Meskipun Moskow mendukung al-Assad, al-Sharaa pada hari Minggu mencatat “kepentingan strategis yang mendalam antara Rusia dan Suriah” dalam sebuah wawancara dengan saluran TV Al Arabiya.
“Semua persenjataan Suriah berasal dari Rusia, dan banyak pembangkit listrik dikelola oleh para ahli Rusia. … Kami tidak ingin Rusia meninggalkan Suriah seperti yang diinginkan sebagian orang,” tambah al-Sharaa.
Pejuang oposisi yang dipimpin oleh Hayat Tahrir al-Sham (HTS) pimpinan al-Sharaa melancarkan serangan pada tanggal 27 November, yang membuat mereka merebut sejumlah kota penting secara berurutan sebelum merebut ibu kota, Damaskus, 11 hari kemudian, menyebabkan al-Assad melarikan diri. ke Rusia.
Keseimbangan yang halus
Kunjungan ke Ukraina akan dilihat sebagai kemenangan bagi al-Sharaa saat ia mencari pengakuan internasional, kata Hashem Ahelbarra dari Al Jazeera, melaporkan dari Damaskus.

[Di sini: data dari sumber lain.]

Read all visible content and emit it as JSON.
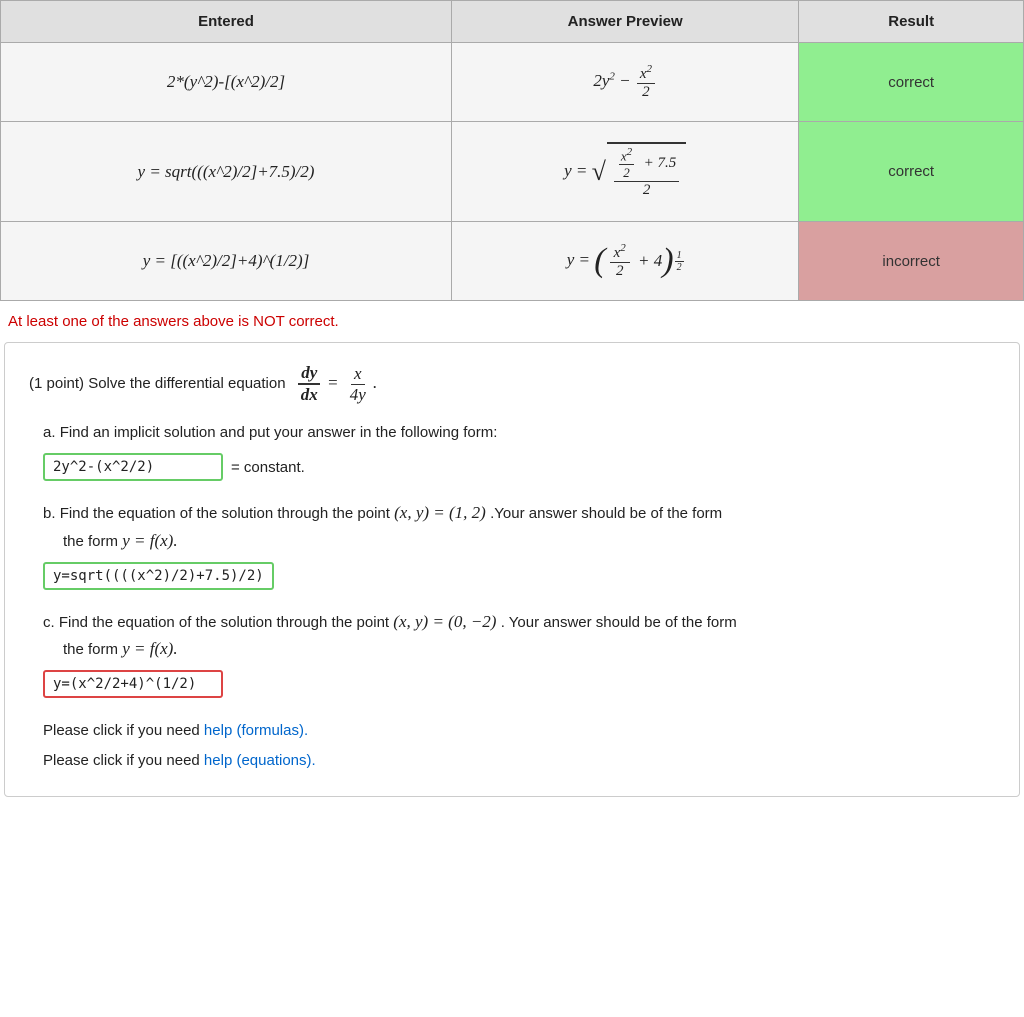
{
  "table": {
    "headers": [
      "Entered",
      "Answer Preview",
      "Result"
    ],
    "rows": [
      {
        "entered": "2*(y^2)-[(x^2)/2]",
        "preview_html": "row1",
        "result": "correct",
        "result_class": "result-correct"
      },
      {
        "entered": "y = sqrt(((x^2)/2]+7.5)/2)",
        "preview_html": "row2",
        "result": "correct",
        "result_class": "result-correct"
      },
      {
        "entered": "y = [((x^2)/2]+4)^(1/2)]",
        "preview_html": "row3",
        "result": "incorrect",
        "result_class": "result-incorrect"
      }
    ]
  },
  "status_message": "At least one of the answers above is NOT correct.",
  "problem": {
    "points": "(1 point)",
    "intro_text": "Solve the differential equation",
    "parts": {
      "a": {
        "label": "a.",
        "text": "Find an implicit solution and put your answer in the following form:",
        "input_value": "2y^2-(x^2/2)",
        "suffix": "= constant."
      },
      "b": {
        "label": "b.",
        "text_prefix": "Find the equation of the solution through the point",
        "point": "(x, y) = (1, 2)",
        "text_suffix": ".Your answer should be of the form",
        "form": "y = f(x).",
        "input_value": "y=sqrt((((x^2)/2)+7.5)/2)"
      },
      "c": {
        "label": "c.",
        "text_prefix": "Find the equation of the solution through the point",
        "point": "(x, y) = (0, −2)",
        "text_suffix": ". Your answer should be of the form",
        "form": "y = f(x).",
        "input_value": "y=(x^2/2+4)^(1/2)"
      }
    },
    "help1_prefix": "Please click if you need ",
    "help1_link": "help (formulas).",
    "help2_prefix": "Please click if you need ",
    "help2_link": "help (equations)."
  }
}
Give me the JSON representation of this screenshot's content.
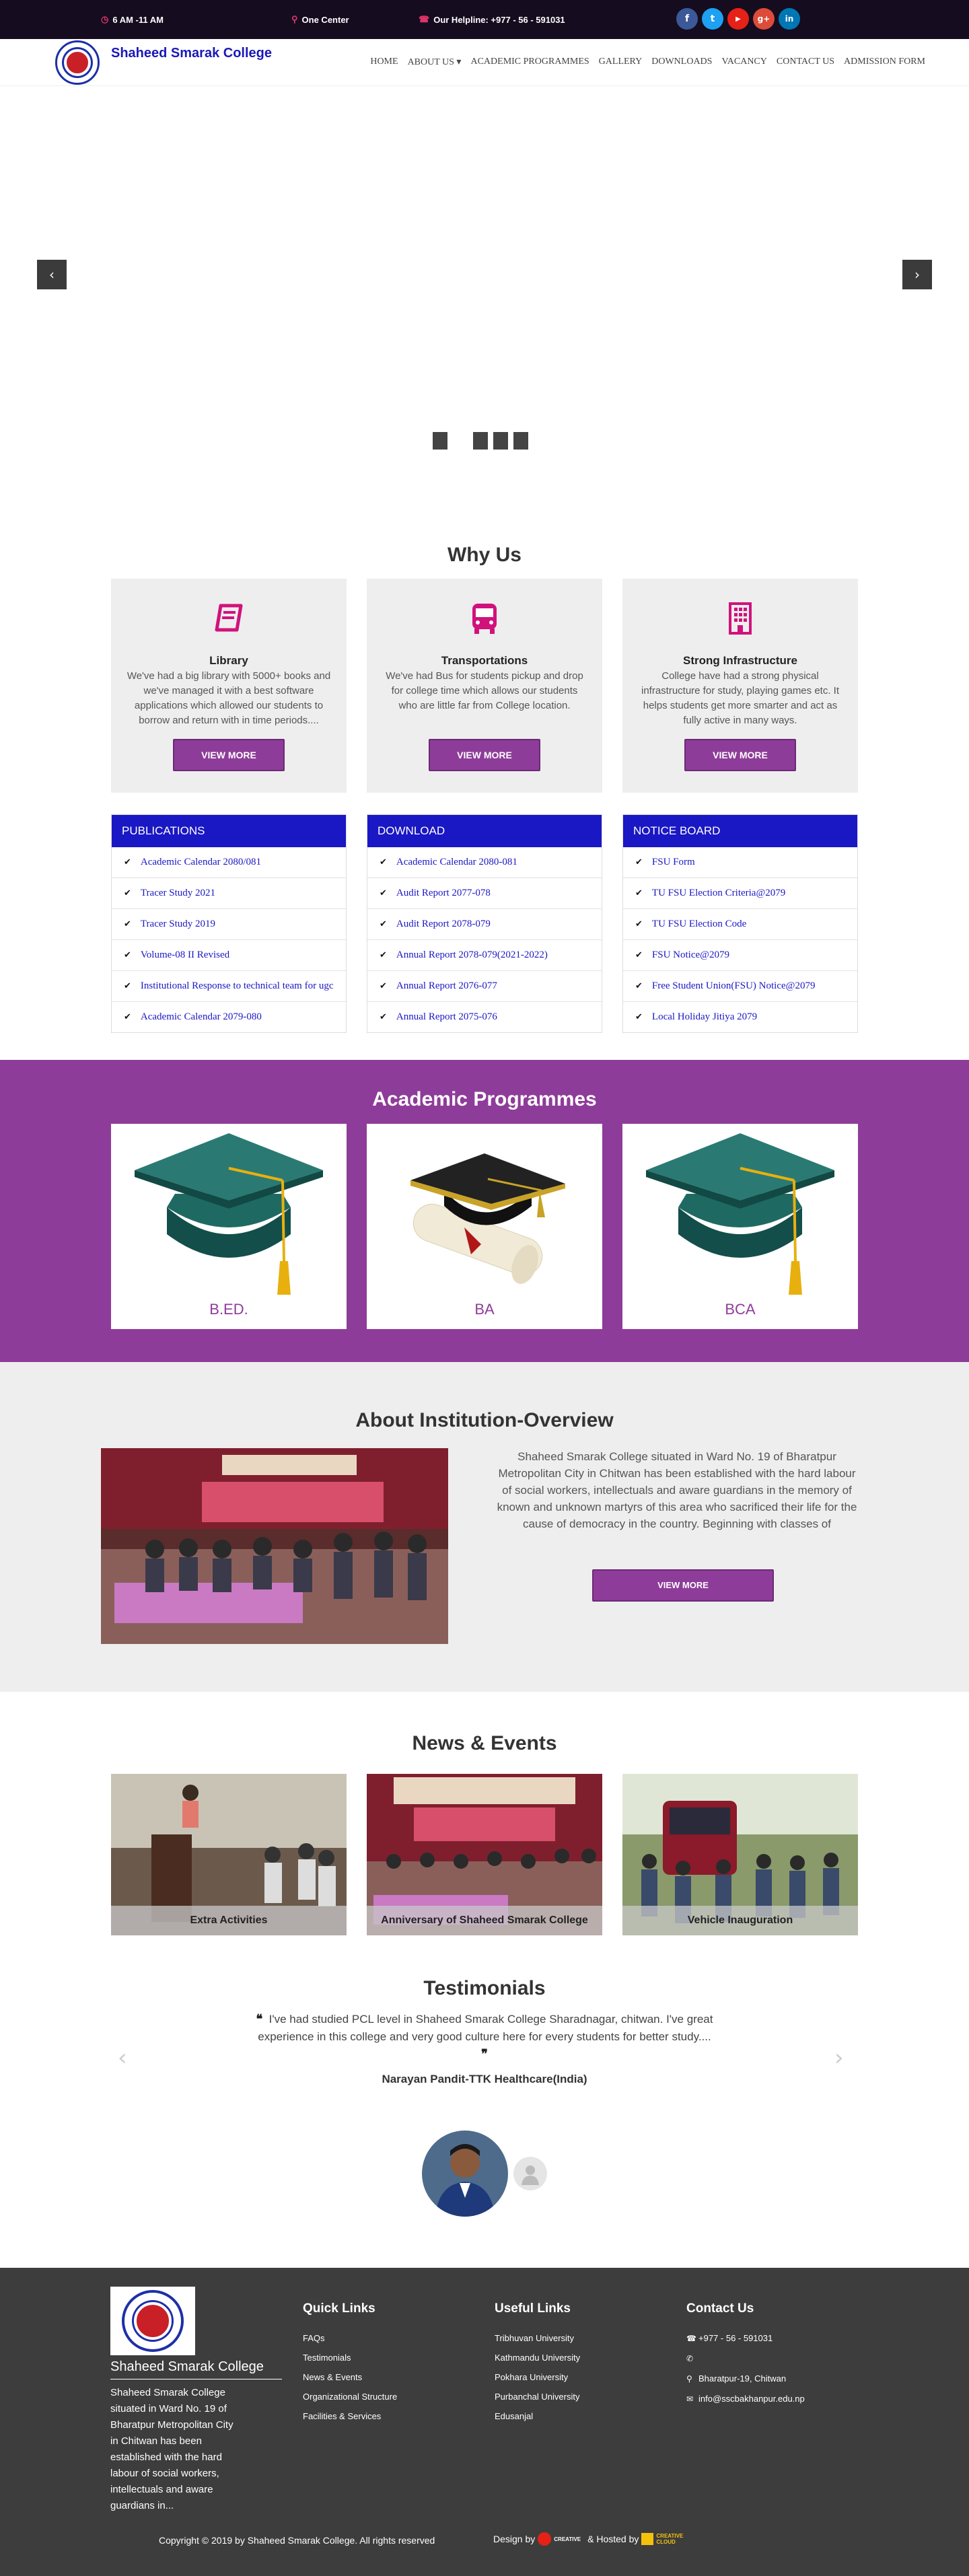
{
  "topbar": {
    "hours": "6 AM -11 AM",
    "location": "One Center",
    "helpline": "Our Helpline: +977 - 56 - 591031",
    "social": [
      {
        "icon": "facebook-icon",
        "glyph": "f",
        "color": "#3b5998"
      },
      {
        "icon": "twitter-icon",
        "glyph": "t",
        "color": "#1da1f2"
      },
      {
        "icon": "youtube-icon",
        "glyph": "▶",
        "color": "#e62117"
      },
      {
        "icon": "google-plus-icon",
        "glyph": "g+",
        "color": "#dd4b39"
      },
      {
        "icon": "linkedin-icon",
        "glyph": "in",
        "color": "#0077b5"
      }
    ]
  },
  "header": {
    "brand": "Shaheed Smarak College",
    "nav": [
      "HOME",
      "ABOUT US ▾",
      "ACADEMIC PROGRAMMES",
      "GALLERY",
      "DOWNLOADS",
      "VACANCY",
      "CONTACT US",
      "ADMISSION FORM"
    ]
  },
  "slider": {
    "prev": "‹",
    "next": "›",
    "slides": 4
  },
  "why": {
    "title": "Why Us",
    "cards": [
      {
        "icon": "book-icon",
        "title": "Library",
        "text": "We've had a big library with 5000+ books and we've managed it with a best software applications which allowed our students to borrow and return with in time periods....",
        "button": "VIEW MORE"
      },
      {
        "icon": "bus-icon",
        "title": "Transportations",
        "text": "We've had Bus for students pickup and drop for college time which allows our students who are little far from College location.",
        "button": "VIEW MORE"
      },
      {
        "icon": "building-icon",
        "title": "Strong Infrastructure",
        "text": "College have had a strong physical infrastructure for study, playing games etc. It helps students get more smarter and act as fully active in many ways.",
        "button": "VIEW MORE"
      }
    ]
  },
  "lists": [
    {
      "title": "PUBLICATIONS",
      "items": [
        "Academic Calendar 2080/081",
        "Tracer Study 2021",
        "Tracer Study 2019",
        "Volume-08 II Revised",
        "Institutional Response to technical team for ugc",
        "Academic Calendar 2079-080"
      ]
    },
    {
      "title": "DOWNLOAD",
      "items": [
        "Academic Calendar 2080-081",
        "Audit Report 2077-078",
        "Audit Report 2078-079",
        "Annual Report 2078-079(2021-2022)",
        "Annual Report 2076-077",
        "Annual Report 2075-076"
      ]
    },
    {
      "title": "NOTICE BOARD",
      "items": [
        "FSU Form",
        "TU FSU Election Criteria@2079",
        "TU FSU Election Code",
        "FSU Notice@2079",
        "Free Student Union(FSU) Notice@2079",
        "Local Holiday Jitiya 2079"
      ]
    }
  ],
  "academic": {
    "title": "Academic Programmes",
    "programs": [
      "B.ED.",
      "BA",
      "BCA"
    ]
  },
  "about": {
    "title": "About Institution-Overview",
    "text": "Shaheed Smarak College situated in Ward No. 19 of Bharatpur Metropolitan City in Chitwan has been established with the hard labour of social workers, intellectuals and aware guardians in the memory of known and unknown martyrs of this area who sacrificed their life for the cause of democracy in the country. Beginning with classes of",
    "button": "VIEW MORE"
  },
  "news": {
    "title": "News & Events",
    "items": [
      "Extra Activities",
      "Anniversary of Shaheed Smarak College",
      "Vehicle Inauguration"
    ]
  },
  "testimonials": {
    "title": "Testimonials",
    "open_quote": "❝",
    "close_quote": "❞",
    "quote": "I've had studied PCL level in Shaheed Smarak College Sharadnagar, chitwan. I've great experience in this college and very good culture here for every students for better study....",
    "name": "Narayan Pandit-TTK Healthcare(India)",
    "prev": "‹",
    "next": "›"
  },
  "footer": {
    "about_title": "Shaheed Smarak College",
    "about_text": "Shaheed Smarak College situated in Ward No. 19 of Bharatpur Metropolitan City in Chitwan has been established with the hard labour of social workers, intellectuals and aware guardians in...",
    "quick_title": "Quick Links",
    "quick": [
      "FAQs",
      "Testimonials",
      "News & Events",
      "Organizational Structure",
      "Facilities & Services"
    ],
    "useful_title": "Useful Links",
    "useful": [
      "Tribhuvan University",
      "Kathmandu University",
      "Pokhara University",
      "Purbanchal University",
      "Edusanjal"
    ],
    "contact_title": "Contact Us",
    "contact": [
      {
        "icon": "phone-icon",
        "glyph": "☎",
        "text": "+977 - 56 - 591031"
      },
      {
        "icon": "phone-icon",
        "glyph": "✆",
        "text": ""
      },
      {
        "icon": "map-marker-icon",
        "glyph": "⚲",
        "text": "Bharatpur-19, Chitwan"
      },
      {
        "icon": "envelope-icon",
        "glyph": "✉",
        "text": "info@sscbakhanpur.edu.np"
      }
    ],
    "copyright": "Copyright © 2019 by Shaheed Smarak College. All rights reserved",
    "design_by": "Design by",
    "design_word": "CREATIVE",
    "hosted_by": "& Hosted by",
    "host_word": "CREATIVE CLOUD"
  }
}
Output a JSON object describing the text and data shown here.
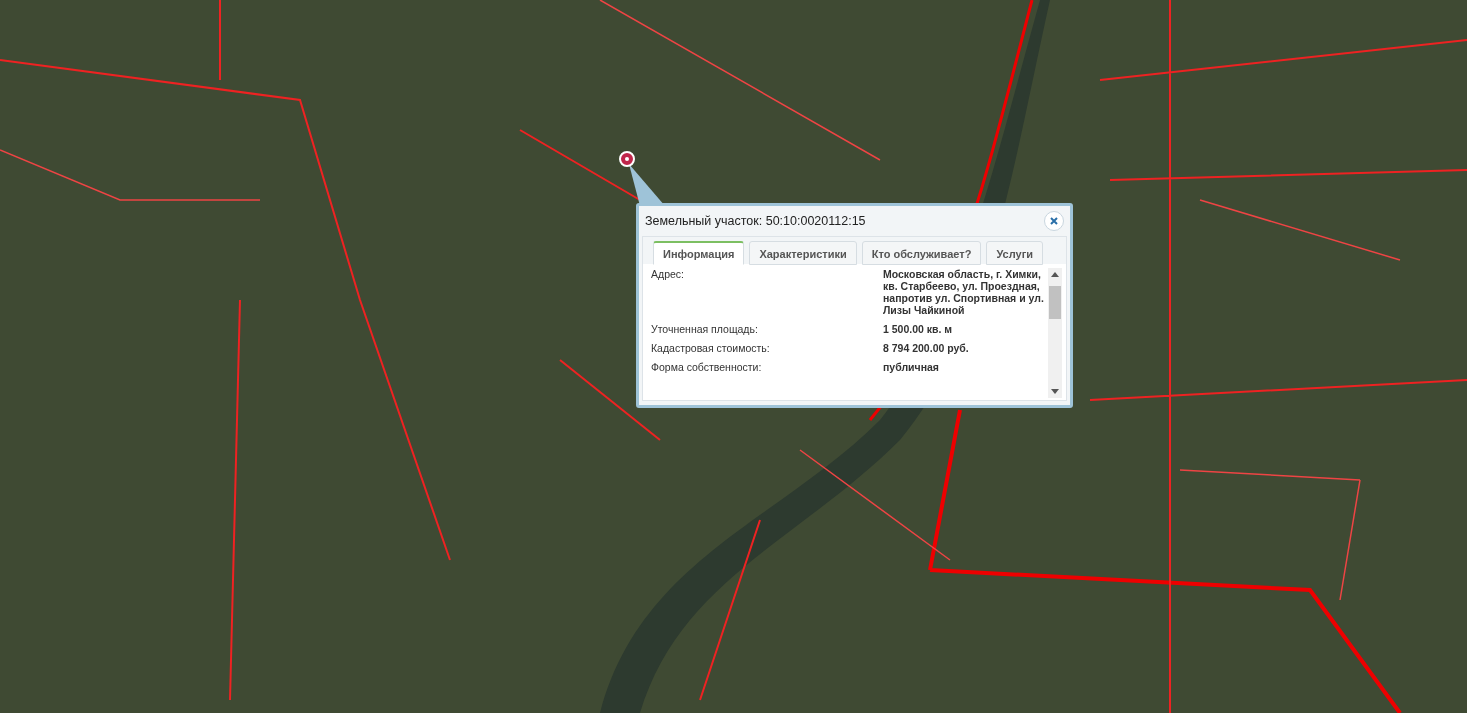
{
  "popup": {
    "title": "Земельный участок: 50:10:0020112:15",
    "tabs": [
      {
        "label": "Информация",
        "selected": true
      },
      {
        "label": "Характеристики",
        "selected": false
      },
      {
        "label": "Кто обслуживает?",
        "selected": false
      },
      {
        "label": "Услуги",
        "selected": false
      }
    ],
    "fields": [
      {
        "label": "Адрес:",
        "value": "Московская область, г. Химки, кв. Старбеево, ул. Проездная, напротив ул. Спортивная и ул. Лизы Чайкиной"
      },
      {
        "label": "Уточненная площадь:",
        "value": "1 500.00 кв. м"
      },
      {
        "label": "Кадастровая стоимость:",
        "value": "8 794 200.00 руб."
      },
      {
        "label": "Форма собственности:",
        "value": "публичная"
      }
    ]
  }
}
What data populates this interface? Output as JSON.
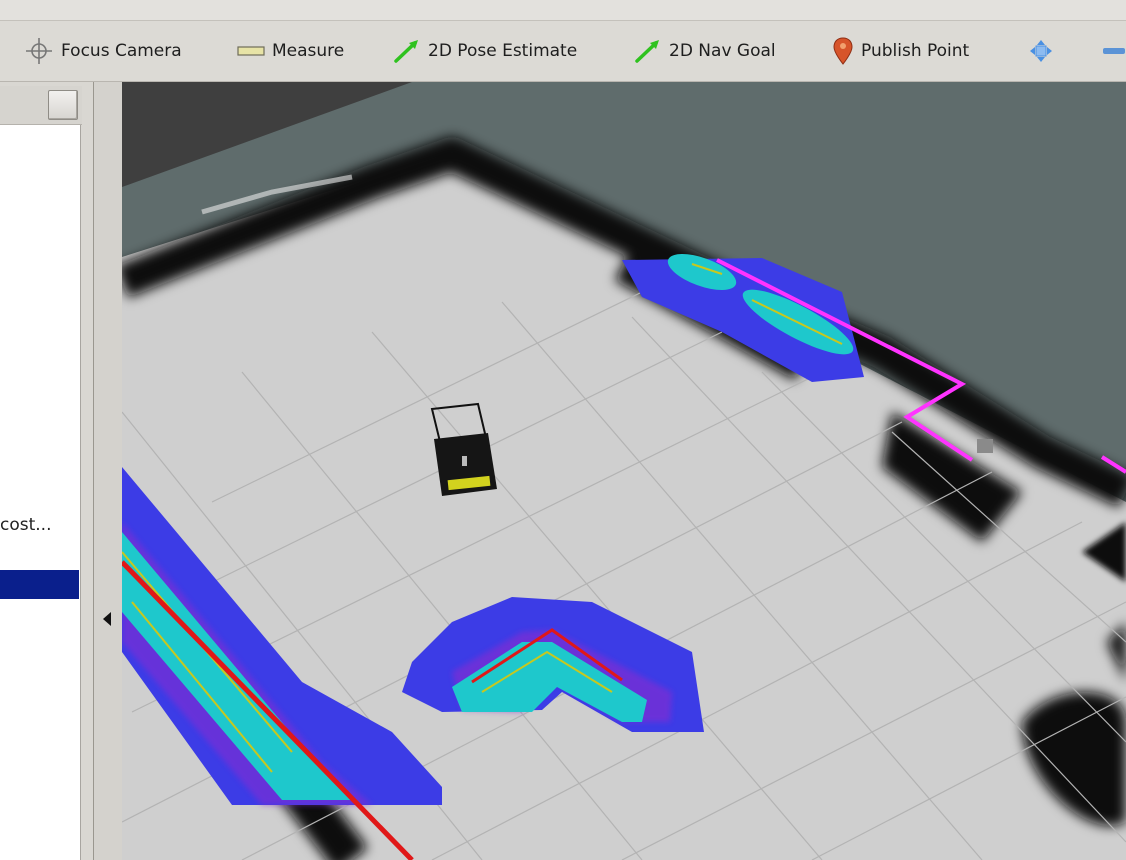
{
  "toolbar": {
    "tools": [
      {
        "label": "Focus Camera",
        "icon": "crosshair-icon"
      },
      {
        "label": "Measure",
        "icon": "ruler-icon"
      },
      {
        "label": "2D Pose Estimate",
        "icon": "green-arrow-icon"
      },
      {
        "label": "2D Nav Goal",
        "icon": "green-arrow-icon"
      },
      {
        "label": "Publish Point",
        "icon": "map-pin-icon"
      },
      {
        "label": "",
        "icon": "move-camera-icon"
      },
      {
        "label": "",
        "icon": "minus-icon"
      }
    ]
  },
  "displays_panel": {
    "truncated_item": "cost..."
  },
  "colors": {
    "grid_floor": "#cfcfcf",
    "obstacle": "#0d0d0d",
    "inflation_blue": "#3c3ce6",
    "inflation_cyan": "#1ec8cc",
    "laser_red": "#e01818",
    "plan_magenta": "#ff33ff",
    "selection": "#0a1f8c",
    "background": "#5f6c6c"
  }
}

“(Ini menunjukkan) bahwa komunitas internasional akan memberinya legitimasi atau setidaknya pengakuan diplomatik.”
Bagi al-Sharaa, prioritasnya adalah memastikan pemerintah baru Suriah “tidak mengasingkan pemain kunci mana pun”, tambahnya.
“Mereka ingin menjalin hubungan dengan Rusia, Turki, Qatar, Uni Emirat Arab. … Masalahnya adalah beberapa dari mereka tidak sepakat,” kata Ahelbarra, sambil mencatat bahwa Amerika dan Rusia memiliki pangkalan militer di Suriah, “tetapi keduanya tidak sepakat dalam banyak hal.”
Penggulingan al-Assad telah mempertanyakan masa depan pangkalan militer Rusia di Suriah. Pangkalan angkatan laut Tartous dan pangkalan udara Khmeimim adalah satu-satunya pos militer Rusia di luar bekas Uni Soviet dan merupakan kunci bagi aktivitas Kremlin di Afrika dan Timur Tengah.
“Jika Rusia kehilangan Suriah dan pelabuhannya di Tartous dan Latakia, hal ini akan menciptakan masalah besar bagi kepentingan Rusia juga di Afrika,” kata analis politik Dmitry Bridzhe kepada Al Jazeera, seraya menambahkan bahwa Rusia kemungkinan akan mencapai kesepakatan dengan Amerika Serikat mengenai pangkalannya. begitu presiden terpilih Trump berkuasa.
Dia mengatakan Rusia kemungkinan akan melihat kunjungan Ukraina sebagai “perpanjangan dari strategi Barat untuk melemahkan pengaruh Rusia”.
Menteri Luar Negeri Rusia Sergey Lavrov mengatakan status pangkalan militer Rusia akan menjadi subyek negosiasi dengan kepemimpinan baru di Damaskus.
“Yang jelas adalah pertarungan untuk mendapatkan pengaruh di Suriah sedang berlangsung,” kata Dorsa Jabbari dari Al Jazeera, melaporkan dari Moskow.